〈関東大震災朝鮮人虐殺100年〉国会で追及つづく
2023年11月21日 11:00 歴史関東大震災時の朝鮮人虐殺を巡り、日本政府に対する国会議員らの追及が続いている。
9日の参議院法務委員会では、松野博一官房長官が「政府内に事実関係を把握できる記録が見当たらない」(8月30日)と表明したことについて、社会民主党の福島みずほ議員が質問した。福島議員は、当時の中国人虐殺に関する文書が、外務省外交史料館に公文書として残されていることについて確認したうえで、先の松野官房長官の発言は「虚偽ではないか」と問いただした。これに対し、小泉龍司法務大臣は、「(発言は)従前からの政府見解を述べたものと認識している。法務大臣としてもこれと同一の見解であり、それ以上の評価、所感を述べることは困難」だと、論点をすり替え回答した。
また福島議員は、今年9月、市民団体が公開した資料についても言及。これは、当時の朝鮮人虐殺の状況を内務省へ報告した神奈川県作成の文書とみられるもので、同資料の存在を知っているかとの福島議員の問いに、政府担当者は「各省が管理する文書ではないため確認していない」と居直った。
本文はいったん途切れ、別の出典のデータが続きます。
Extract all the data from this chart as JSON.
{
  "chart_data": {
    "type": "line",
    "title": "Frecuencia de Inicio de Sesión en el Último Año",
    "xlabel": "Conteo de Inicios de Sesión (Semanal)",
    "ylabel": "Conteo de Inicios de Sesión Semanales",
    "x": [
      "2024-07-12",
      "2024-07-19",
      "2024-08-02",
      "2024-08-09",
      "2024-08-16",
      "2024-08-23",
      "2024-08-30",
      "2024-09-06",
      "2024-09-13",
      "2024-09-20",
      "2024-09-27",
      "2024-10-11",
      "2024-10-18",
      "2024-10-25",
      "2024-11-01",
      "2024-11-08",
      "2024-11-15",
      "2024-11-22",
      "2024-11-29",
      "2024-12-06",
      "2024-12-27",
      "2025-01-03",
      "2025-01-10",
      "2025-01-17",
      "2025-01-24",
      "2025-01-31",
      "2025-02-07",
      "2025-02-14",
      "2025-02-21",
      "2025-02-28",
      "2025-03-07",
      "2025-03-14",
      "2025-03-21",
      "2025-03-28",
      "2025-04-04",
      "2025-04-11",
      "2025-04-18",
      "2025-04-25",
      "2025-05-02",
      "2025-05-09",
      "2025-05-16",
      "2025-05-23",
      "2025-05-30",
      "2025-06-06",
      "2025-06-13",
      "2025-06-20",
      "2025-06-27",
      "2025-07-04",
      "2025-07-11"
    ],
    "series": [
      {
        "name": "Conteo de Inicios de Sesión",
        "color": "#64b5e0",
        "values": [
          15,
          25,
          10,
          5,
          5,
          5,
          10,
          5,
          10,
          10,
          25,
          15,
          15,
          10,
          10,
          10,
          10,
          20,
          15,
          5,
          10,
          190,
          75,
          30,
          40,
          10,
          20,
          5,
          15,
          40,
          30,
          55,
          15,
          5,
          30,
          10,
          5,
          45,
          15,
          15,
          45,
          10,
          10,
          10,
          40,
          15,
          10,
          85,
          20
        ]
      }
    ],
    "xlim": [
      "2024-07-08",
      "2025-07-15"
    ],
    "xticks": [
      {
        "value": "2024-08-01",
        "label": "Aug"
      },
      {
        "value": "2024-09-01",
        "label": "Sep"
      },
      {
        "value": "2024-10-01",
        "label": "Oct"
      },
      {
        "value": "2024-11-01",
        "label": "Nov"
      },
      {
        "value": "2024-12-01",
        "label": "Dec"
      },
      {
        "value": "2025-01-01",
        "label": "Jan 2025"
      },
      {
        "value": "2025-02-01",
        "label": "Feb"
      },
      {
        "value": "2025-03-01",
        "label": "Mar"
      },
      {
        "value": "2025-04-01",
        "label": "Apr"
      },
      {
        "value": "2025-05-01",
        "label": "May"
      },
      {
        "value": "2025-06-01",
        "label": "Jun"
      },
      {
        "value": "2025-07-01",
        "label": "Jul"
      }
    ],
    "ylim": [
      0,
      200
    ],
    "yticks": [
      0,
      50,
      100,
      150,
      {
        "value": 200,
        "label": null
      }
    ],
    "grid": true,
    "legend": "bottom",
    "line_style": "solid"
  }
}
また同日の参議院内閣委では、立憲民主党の石垣のりこ議員が質疑を行い、虐殺の事実をうかがわせる国立公文書館所蔵の内閣閣議決定文書について、答弁の場で「政府としてその事実内容がわからない」と表明した官房長官および国家公安委員長に対し「閣議決定文書を認めないというのは大問題ではないか」と非難した。
17日には、同様の質疑が参議院災害対策特別委員会であった。立憲民主党の杉尾秀哉議員の追及を受け、政府関係者は、100年前の虐殺発生当時、警察を所管した内務省警保局長が、地方長官宛に送った電信文(防衛省防衛研究所)など、各省庁に保管されている資料を、公文書管理法上の「特定歴史公文書」にあたると認定した。これは、後世へ歴史を伝えるための重要な文書として、原則、永久保存を基本とする文書だ。
朝鮮人虐殺を示す資料を「特定歴史公文書」と認めながらも、事実関係やその内容には言及できないとする日本政府の対応に対する非難が高まっている。